Vandy Rattana’s Bomb Ponds (2009) feature apparently idyllic photographs of Cambodian landscapes, each featuring an area of water created by an American bomb during the Vietnam War – the effects of violence living on in these lush landscapes. Also in relation to the American presence in Vietnam, but in a more direct fashion, a poster produced in 1970 by the Art Workers’ Coalition shows an image of dead bodies of civilians on a dirt road following the My Lai massacre by American troops. The words “Q: And babies? A: And babies” printed over the image make plain this group’s indictment of the military’s actions through their work.
As what became one of the more controversial introductions of non-western art into a western context, the exhibition Magiciens de la Terre from 1989 is represented by a rare copy of its catalogue and documents focusing on the solicitation and participation of Chinese artists. A contemporary photograph shows Jean-Hubert Martin (curator of Magiciens de la Terre) and Chinese critic and curator Fei Dawei, recording their studio visit with the artists Huang Yongping and Liu Jiahong of the Xiamen Dada group.
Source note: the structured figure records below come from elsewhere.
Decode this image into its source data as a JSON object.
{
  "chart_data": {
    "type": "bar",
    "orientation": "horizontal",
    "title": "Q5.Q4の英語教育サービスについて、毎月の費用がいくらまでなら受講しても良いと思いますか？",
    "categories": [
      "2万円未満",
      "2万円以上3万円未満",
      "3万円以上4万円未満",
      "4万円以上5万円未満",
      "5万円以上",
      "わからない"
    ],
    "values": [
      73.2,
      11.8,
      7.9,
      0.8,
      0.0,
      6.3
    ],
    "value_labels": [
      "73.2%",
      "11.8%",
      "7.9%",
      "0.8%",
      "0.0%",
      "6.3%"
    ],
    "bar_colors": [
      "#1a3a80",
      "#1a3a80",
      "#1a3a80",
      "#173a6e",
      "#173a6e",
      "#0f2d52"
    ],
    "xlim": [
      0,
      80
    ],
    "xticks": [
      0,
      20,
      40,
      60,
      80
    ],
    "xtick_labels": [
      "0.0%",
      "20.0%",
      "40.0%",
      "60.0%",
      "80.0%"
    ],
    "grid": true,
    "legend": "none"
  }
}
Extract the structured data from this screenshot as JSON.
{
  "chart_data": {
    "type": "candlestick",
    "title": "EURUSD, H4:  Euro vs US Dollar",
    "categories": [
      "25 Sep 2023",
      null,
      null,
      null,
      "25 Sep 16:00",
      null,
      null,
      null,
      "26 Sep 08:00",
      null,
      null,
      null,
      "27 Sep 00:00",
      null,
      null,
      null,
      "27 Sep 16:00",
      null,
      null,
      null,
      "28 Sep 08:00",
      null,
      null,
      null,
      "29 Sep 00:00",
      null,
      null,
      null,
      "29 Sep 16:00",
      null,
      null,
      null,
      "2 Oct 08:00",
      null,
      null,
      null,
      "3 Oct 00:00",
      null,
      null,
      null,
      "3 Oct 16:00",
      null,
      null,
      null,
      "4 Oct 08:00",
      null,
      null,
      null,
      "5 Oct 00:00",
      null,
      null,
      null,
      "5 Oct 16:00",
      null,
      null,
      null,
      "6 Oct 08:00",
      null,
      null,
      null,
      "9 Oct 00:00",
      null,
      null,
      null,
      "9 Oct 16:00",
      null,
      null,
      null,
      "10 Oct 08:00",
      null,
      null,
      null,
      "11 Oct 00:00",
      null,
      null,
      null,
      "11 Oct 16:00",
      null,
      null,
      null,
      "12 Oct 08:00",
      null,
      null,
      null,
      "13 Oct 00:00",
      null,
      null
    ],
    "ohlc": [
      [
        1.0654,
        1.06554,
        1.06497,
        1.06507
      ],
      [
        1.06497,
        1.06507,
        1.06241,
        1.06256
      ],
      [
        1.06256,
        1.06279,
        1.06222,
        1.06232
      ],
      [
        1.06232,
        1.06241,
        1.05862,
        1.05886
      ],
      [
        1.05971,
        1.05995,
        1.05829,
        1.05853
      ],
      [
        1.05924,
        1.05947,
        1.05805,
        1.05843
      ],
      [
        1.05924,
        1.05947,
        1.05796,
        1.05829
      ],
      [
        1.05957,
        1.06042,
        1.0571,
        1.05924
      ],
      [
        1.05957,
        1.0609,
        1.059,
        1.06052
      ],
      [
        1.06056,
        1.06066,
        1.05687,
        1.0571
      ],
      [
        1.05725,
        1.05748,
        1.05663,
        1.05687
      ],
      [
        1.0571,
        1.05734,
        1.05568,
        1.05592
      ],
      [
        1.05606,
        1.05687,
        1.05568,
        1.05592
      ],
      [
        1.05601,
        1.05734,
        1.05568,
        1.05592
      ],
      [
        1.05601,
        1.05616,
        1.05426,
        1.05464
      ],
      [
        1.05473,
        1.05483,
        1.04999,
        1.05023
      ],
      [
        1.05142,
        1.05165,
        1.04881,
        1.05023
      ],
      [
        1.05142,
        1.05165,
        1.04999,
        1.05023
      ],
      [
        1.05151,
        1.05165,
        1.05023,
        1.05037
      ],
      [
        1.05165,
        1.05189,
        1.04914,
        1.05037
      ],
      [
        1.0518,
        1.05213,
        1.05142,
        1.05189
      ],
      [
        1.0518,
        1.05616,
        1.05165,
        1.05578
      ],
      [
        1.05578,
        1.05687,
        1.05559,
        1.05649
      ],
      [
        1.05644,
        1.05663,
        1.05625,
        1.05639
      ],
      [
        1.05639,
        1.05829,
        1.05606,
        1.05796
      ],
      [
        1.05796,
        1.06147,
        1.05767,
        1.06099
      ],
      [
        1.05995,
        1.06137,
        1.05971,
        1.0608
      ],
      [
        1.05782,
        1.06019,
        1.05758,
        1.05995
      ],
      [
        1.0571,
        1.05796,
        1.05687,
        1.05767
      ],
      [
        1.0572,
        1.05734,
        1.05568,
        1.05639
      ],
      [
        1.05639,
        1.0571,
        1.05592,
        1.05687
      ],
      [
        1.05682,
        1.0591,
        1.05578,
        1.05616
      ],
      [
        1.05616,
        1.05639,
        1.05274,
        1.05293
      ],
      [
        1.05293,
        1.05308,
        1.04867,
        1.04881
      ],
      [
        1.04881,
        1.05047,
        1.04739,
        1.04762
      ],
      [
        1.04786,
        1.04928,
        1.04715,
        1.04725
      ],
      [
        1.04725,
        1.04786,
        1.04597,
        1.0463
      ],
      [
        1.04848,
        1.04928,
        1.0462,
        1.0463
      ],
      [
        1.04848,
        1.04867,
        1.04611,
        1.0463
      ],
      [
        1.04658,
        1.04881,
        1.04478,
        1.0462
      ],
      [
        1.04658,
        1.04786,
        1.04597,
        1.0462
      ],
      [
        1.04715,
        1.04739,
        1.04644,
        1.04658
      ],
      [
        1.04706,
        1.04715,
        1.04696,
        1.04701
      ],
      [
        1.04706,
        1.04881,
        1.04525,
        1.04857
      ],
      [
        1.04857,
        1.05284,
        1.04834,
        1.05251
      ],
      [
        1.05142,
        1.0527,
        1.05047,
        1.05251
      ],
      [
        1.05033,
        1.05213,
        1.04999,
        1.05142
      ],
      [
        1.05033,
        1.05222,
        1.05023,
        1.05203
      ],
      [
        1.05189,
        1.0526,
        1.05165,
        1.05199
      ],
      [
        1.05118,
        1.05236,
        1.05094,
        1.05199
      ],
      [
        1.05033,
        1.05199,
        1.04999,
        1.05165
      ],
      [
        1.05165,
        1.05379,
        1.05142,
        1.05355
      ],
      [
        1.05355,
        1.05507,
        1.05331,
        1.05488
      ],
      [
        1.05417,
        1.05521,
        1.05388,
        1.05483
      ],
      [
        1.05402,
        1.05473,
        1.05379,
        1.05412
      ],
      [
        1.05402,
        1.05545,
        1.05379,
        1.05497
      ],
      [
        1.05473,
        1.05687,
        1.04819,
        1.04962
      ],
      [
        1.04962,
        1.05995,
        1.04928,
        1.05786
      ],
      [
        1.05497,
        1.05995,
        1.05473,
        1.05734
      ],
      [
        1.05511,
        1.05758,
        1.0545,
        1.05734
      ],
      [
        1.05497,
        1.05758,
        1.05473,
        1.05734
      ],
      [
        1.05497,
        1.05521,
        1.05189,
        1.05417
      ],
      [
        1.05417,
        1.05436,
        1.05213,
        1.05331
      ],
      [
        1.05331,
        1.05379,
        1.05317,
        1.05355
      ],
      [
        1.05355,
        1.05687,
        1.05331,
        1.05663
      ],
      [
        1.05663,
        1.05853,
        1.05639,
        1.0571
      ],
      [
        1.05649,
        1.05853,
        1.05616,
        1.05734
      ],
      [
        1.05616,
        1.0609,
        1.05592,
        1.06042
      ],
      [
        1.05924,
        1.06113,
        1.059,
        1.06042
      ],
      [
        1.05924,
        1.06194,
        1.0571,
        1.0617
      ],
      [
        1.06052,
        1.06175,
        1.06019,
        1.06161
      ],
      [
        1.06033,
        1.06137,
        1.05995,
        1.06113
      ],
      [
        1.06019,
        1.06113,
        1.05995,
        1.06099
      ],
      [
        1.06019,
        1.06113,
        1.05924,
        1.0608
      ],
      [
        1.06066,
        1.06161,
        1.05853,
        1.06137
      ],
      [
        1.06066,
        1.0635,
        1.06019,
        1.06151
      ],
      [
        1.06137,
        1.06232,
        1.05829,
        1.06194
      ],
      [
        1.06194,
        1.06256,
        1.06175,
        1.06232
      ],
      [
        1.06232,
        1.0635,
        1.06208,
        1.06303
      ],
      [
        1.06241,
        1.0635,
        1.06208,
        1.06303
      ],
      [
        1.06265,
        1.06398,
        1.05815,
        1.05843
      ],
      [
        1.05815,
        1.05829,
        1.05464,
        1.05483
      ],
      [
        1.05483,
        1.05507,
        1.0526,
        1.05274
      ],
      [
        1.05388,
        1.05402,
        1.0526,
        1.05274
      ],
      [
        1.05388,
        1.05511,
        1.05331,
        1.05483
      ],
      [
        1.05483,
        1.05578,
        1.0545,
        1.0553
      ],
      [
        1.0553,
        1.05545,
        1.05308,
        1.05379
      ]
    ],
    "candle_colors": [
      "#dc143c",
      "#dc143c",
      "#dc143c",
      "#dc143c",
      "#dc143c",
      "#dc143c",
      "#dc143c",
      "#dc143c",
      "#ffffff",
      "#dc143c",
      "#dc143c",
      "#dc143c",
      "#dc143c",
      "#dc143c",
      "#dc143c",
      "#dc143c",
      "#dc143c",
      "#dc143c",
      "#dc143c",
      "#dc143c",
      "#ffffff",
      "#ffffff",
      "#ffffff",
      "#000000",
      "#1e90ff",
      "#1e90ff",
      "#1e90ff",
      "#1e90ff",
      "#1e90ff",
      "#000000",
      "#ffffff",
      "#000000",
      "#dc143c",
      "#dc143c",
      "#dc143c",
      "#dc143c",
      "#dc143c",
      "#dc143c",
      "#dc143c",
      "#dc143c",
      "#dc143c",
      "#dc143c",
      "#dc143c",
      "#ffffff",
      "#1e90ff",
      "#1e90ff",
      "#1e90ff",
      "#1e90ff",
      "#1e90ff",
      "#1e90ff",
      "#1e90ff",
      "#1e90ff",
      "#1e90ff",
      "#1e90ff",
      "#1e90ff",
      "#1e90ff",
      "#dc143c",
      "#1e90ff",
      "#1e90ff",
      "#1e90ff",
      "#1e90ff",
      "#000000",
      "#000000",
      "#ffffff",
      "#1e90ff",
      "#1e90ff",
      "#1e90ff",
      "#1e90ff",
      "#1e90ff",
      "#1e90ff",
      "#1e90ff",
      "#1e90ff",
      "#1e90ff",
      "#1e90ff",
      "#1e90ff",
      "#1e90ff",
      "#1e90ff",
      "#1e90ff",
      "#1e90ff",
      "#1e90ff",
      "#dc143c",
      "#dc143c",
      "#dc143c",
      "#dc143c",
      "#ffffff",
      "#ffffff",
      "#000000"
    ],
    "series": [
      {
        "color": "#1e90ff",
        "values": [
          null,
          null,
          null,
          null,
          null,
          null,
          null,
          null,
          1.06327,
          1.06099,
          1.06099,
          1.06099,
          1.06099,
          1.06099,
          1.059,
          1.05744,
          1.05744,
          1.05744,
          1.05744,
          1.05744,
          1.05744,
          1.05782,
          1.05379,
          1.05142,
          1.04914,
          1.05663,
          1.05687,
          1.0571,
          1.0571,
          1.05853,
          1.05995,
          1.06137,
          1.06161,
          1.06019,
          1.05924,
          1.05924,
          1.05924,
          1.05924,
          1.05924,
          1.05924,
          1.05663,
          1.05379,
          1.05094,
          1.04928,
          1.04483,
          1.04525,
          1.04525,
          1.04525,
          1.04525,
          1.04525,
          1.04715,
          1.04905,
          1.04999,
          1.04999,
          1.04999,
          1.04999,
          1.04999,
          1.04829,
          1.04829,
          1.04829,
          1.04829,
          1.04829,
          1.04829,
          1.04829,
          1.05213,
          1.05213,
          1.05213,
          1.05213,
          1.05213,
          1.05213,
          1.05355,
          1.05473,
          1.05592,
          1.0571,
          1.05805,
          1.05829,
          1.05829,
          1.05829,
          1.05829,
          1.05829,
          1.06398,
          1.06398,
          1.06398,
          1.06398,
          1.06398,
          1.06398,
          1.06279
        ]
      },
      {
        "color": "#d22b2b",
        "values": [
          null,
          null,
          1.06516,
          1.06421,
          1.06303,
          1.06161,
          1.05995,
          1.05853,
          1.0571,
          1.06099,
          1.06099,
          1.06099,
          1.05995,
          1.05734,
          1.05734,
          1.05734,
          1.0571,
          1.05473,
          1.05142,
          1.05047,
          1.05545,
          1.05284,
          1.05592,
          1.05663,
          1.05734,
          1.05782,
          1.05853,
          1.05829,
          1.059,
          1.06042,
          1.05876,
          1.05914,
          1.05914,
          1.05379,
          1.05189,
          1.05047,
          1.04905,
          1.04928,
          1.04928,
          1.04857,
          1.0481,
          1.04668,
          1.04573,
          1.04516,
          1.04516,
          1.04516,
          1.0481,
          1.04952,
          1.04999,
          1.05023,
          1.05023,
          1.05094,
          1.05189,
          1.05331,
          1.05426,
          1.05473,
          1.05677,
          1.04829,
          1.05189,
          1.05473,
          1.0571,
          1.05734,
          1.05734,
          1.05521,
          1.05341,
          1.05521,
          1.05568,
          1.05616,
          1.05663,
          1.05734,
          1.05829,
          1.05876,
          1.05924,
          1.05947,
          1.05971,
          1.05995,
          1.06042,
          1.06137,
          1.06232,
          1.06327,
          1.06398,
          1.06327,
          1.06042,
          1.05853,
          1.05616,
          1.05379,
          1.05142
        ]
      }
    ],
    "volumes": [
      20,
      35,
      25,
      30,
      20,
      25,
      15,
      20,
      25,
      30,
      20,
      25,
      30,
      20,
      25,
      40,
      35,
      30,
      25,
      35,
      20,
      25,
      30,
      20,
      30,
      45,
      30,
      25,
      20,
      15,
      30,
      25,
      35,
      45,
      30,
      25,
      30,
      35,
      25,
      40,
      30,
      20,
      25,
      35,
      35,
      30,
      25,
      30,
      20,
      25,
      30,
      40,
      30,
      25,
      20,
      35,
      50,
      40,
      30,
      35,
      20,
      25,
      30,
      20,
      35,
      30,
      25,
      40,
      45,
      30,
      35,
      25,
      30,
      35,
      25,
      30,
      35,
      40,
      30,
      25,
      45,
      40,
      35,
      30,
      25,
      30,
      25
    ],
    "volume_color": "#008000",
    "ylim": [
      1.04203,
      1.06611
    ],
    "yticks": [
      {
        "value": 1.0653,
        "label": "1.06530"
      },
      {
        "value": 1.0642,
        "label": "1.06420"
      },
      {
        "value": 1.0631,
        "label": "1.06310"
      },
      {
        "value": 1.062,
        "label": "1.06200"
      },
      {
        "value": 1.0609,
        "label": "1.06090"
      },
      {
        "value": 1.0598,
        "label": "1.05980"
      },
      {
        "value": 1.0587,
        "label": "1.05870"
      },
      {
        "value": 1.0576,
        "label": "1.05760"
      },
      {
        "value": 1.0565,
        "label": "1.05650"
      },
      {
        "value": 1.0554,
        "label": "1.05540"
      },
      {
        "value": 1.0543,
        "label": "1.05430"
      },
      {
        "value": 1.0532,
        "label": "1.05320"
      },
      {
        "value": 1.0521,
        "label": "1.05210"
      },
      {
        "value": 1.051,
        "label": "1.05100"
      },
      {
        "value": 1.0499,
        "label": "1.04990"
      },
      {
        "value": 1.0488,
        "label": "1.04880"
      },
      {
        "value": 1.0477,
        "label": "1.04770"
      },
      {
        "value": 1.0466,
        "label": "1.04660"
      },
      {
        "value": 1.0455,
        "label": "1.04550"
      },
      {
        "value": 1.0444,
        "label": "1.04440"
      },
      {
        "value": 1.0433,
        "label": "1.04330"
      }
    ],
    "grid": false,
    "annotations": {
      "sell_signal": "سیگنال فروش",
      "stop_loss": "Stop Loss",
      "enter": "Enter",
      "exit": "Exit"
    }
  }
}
This is coupled with a handwritten letter to those artists instructing them on how to prepare their works effectively for what proved to be such an important visit, paving the way for their entry into the international art scene.
The point at which the critique exists is an interesting question in the current context: are these documents recording an act of institutional critique, or is the inclusion of the works in this show in itself an act of critique? These documents seem to act as evidence of the structures in play at the time, which were in themselves institutions that the artists must work within (the power relations within the Chinese artworld, the expectations of the international visiting curator, etc.). On another level, Magiciens de la Terre in itself created a particular set of international institutional relations that these artists were liberated by but in some ways subsequently became constricted by, and has since become something of a case study for the investigation of institutional practices.
The nature of institutional critique is such that it is radically dependent on context, and many of the works included in One Step Forward… require existing knowledge of those contexts from which an understanding of their meaning can then be derived. The critique that each piece practices varies as a product of their specific situations, leading to unique results depending on the interactions they have with their subjects. The catalogue effectively supplements what is on display, providing background through interviews between Ciric and the artists, as well as related texts. But it perhaps because of this heterogeneity of subject matter that the show suffers from an apparent lack of coherence. It is arguable, however, that this lack of coherence actually reflects a valuable feature of this type of work, and that this show effectively relates this.